CHORAVA, CHORAVA*
Chorava, chorava. Como a muito tempo não fazia. Ouvia uma seleção de músicas antigas. Ao mesmo tempo conversava com uma amiga que acabara de ser mãe pelo Face e lia um conto sublime sobre esperar um telefonema de alguém. Deixava que tudo aquilo lhe invadisse, dedilhando as teclas do piano de sua alma. Chorava, chorava.
O passado e o presente se misturavam. Deste misturar saíam coisas completamente inesperadas. Mandou um poema sobre se sentir sozinho no exterior para um amigo que estava nos EUA. Escreveu uma crônica e um conto. Teve ideias para vários outros. Viu seus filhos nascendo de novo enquanto lavava a louça. Chorava, chorava.
O celular deu o alarme. 16:00hs! Correu e tomou um banho. A esposa ia chegar daqui uma hora.

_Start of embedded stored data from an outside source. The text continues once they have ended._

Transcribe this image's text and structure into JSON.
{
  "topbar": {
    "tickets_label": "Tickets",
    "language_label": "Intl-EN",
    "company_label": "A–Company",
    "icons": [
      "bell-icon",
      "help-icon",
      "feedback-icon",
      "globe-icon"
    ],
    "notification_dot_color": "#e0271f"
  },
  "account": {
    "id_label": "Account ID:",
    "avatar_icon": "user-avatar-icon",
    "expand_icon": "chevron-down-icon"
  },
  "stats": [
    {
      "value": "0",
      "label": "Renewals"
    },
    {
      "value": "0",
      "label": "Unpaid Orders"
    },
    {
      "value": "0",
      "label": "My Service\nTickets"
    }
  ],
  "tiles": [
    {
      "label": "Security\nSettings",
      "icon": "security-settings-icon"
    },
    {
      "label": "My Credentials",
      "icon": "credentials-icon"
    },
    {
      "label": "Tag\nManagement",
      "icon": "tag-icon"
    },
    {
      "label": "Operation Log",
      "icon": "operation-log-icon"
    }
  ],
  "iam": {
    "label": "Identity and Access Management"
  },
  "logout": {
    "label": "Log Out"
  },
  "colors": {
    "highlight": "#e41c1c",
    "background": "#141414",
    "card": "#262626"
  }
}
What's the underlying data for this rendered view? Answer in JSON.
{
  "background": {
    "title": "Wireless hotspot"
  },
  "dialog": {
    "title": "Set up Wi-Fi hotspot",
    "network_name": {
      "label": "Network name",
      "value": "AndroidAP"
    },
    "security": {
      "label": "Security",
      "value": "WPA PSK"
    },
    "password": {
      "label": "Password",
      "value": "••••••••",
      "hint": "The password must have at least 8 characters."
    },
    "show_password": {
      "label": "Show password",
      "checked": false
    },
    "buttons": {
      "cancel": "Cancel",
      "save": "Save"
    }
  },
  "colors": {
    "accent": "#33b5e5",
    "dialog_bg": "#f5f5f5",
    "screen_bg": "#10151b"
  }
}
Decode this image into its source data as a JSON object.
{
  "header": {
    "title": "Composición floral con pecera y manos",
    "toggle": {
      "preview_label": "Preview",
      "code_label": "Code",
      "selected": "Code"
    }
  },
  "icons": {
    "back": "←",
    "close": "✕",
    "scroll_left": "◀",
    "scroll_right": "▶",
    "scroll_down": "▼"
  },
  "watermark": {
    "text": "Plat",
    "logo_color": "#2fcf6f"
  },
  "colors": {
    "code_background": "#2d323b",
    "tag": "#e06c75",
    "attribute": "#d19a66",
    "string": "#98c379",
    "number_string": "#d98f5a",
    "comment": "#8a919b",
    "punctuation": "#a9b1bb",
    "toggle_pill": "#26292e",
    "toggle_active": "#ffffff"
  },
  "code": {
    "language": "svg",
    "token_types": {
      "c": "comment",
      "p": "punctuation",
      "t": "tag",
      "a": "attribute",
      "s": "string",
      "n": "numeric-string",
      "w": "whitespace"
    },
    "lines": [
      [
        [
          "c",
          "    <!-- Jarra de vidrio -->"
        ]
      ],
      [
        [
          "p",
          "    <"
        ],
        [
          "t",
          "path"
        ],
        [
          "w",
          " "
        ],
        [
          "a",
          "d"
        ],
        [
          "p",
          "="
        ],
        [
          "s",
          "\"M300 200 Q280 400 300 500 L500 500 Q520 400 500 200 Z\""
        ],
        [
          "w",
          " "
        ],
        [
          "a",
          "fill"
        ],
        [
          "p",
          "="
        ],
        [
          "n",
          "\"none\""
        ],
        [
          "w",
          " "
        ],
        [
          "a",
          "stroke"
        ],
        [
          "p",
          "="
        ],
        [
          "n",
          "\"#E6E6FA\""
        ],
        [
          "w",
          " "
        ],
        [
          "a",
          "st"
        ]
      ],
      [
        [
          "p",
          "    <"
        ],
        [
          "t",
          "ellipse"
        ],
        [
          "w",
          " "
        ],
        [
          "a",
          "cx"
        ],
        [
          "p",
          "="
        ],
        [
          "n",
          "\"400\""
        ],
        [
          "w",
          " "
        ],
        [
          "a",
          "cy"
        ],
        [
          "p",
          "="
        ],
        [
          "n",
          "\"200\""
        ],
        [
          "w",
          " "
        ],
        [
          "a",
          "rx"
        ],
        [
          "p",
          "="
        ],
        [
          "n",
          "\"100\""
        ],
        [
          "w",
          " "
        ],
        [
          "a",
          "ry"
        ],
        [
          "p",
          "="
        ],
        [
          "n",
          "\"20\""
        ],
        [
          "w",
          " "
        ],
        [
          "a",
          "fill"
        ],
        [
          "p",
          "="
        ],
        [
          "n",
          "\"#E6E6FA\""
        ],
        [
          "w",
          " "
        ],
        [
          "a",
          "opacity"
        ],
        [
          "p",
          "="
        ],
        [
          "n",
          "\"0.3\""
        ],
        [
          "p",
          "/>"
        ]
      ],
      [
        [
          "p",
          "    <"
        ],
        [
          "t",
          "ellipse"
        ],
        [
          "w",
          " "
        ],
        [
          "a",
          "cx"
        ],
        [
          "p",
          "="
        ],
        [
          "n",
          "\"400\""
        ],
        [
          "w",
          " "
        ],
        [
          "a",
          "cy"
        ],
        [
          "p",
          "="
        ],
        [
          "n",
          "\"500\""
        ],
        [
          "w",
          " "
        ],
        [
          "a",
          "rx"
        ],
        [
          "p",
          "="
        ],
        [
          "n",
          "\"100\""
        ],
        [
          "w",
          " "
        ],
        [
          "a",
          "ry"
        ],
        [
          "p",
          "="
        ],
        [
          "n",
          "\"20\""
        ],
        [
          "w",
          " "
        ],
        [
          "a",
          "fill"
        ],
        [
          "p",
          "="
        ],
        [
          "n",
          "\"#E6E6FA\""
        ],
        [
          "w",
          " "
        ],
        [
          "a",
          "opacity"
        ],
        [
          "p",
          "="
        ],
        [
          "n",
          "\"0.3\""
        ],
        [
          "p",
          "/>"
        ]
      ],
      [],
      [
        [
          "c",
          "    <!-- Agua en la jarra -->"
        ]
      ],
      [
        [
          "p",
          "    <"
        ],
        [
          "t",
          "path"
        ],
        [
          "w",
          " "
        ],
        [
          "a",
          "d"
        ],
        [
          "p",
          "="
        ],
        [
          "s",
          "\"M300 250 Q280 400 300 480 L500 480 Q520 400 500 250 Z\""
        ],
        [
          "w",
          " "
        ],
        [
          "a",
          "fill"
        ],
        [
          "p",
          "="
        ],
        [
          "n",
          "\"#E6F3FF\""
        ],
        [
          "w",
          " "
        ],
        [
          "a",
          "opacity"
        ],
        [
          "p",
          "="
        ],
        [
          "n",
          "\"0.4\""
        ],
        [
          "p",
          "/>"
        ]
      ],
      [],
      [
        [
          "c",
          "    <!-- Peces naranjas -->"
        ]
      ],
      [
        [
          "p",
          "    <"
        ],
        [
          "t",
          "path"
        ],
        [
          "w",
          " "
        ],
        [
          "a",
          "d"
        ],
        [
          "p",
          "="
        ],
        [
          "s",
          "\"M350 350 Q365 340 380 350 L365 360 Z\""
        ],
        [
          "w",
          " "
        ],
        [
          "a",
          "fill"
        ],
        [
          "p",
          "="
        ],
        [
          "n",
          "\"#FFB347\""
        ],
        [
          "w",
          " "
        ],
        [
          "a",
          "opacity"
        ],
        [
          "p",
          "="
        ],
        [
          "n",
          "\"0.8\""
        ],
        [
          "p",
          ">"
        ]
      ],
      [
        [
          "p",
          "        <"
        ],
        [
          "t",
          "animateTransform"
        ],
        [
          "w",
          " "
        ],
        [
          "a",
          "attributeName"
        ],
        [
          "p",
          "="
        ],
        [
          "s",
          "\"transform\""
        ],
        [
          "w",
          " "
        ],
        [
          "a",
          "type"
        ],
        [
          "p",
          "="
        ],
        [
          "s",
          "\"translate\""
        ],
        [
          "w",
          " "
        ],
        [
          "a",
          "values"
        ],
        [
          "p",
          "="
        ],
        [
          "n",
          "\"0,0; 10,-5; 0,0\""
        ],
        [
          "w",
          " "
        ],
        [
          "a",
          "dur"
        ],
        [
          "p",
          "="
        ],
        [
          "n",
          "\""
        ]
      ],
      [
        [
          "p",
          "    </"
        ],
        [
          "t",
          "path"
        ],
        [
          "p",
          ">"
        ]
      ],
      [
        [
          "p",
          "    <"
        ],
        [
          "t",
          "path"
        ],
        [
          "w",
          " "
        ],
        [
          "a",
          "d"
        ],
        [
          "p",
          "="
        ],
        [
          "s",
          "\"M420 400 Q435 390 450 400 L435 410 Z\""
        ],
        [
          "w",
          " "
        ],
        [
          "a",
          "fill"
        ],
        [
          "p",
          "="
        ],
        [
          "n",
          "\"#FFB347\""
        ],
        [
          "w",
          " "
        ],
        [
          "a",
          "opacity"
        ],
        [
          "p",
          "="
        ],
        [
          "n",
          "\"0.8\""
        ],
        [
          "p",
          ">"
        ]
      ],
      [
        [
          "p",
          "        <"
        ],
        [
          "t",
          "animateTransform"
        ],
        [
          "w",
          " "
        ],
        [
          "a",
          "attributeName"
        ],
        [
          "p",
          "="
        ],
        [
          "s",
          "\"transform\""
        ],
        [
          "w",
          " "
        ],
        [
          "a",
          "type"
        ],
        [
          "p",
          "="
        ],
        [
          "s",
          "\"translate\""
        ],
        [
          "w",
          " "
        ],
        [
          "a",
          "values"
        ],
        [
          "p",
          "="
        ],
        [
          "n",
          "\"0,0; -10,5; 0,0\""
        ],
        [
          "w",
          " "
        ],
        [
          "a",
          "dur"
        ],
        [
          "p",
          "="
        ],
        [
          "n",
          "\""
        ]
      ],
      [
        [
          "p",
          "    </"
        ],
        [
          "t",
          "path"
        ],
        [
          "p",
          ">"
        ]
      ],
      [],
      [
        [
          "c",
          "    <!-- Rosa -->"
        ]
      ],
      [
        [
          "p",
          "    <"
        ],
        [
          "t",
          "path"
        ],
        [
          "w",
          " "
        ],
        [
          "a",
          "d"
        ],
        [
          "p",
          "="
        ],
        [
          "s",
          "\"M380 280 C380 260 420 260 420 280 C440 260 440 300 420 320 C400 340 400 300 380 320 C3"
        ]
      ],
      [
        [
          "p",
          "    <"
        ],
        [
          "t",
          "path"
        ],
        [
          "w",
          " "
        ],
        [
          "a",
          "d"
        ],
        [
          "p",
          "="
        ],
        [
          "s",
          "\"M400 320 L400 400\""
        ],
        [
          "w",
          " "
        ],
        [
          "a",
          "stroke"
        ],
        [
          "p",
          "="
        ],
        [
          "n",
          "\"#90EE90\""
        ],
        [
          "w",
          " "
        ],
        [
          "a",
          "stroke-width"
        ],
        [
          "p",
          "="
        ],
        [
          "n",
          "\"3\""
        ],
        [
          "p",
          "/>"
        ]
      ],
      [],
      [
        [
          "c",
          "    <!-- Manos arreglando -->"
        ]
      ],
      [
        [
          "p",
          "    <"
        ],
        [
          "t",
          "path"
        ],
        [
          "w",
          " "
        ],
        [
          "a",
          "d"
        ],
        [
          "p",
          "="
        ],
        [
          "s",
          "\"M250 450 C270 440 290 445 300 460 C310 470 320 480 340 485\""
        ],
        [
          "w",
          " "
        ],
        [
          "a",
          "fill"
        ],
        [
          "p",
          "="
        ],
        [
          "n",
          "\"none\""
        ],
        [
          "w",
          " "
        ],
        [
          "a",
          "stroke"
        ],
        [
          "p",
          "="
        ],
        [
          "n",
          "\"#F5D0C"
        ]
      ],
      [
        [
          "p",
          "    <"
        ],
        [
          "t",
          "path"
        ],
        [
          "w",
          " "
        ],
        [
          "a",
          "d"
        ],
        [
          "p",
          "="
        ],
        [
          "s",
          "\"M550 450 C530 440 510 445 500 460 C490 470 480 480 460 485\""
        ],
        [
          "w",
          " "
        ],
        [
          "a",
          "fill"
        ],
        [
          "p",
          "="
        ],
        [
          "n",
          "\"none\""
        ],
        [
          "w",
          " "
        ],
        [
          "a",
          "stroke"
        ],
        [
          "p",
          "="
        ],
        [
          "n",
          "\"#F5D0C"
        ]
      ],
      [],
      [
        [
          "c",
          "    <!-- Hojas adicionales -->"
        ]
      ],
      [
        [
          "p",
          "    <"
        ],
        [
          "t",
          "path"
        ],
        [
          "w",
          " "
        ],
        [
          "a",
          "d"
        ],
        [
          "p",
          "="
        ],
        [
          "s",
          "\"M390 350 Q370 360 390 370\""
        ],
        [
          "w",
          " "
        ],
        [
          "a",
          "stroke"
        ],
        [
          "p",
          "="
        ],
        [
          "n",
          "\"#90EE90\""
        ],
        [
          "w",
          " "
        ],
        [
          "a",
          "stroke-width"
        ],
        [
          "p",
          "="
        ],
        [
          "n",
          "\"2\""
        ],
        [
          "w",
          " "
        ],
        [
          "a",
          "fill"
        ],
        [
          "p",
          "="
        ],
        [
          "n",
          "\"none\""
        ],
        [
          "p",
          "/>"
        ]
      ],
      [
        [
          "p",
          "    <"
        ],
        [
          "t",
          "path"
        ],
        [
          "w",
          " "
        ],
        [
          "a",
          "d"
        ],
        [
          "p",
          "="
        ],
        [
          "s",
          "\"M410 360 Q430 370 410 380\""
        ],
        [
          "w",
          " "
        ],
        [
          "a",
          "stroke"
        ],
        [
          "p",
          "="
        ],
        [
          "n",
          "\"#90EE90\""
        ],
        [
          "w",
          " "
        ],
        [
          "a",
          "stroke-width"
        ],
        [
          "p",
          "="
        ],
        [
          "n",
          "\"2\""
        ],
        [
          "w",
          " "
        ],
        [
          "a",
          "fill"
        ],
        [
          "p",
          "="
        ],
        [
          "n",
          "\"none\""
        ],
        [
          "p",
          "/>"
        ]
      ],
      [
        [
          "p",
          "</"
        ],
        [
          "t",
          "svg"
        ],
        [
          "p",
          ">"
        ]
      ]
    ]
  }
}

Fez a barba no chuveiro. Ao se enxugar a aliança caiu no chão. Tlín! Largou a toalha, pegou-a e foi se sentar na poltrona da sala. Ficou a observando por uns cinco minutos antes de coloca-la de volta no dedo. Não ia mais engana-la. Não merecia sofrer mais uma vez.
Vestiu a roupa e foi até a gaveta que não abria a 15 dias. Lá dentro a passagem de volta o encarava acusadoramente. A caixa do remédio para as oscilações no humor e a medicação para evitar surtos; também a outra para controlar a impulsividade. Tomou um de cada. Como conseguiria fazê-la acreditar que os estava tomando? Ela que acompanhara cada surto e cada internação. Ou será que ela que se enganava?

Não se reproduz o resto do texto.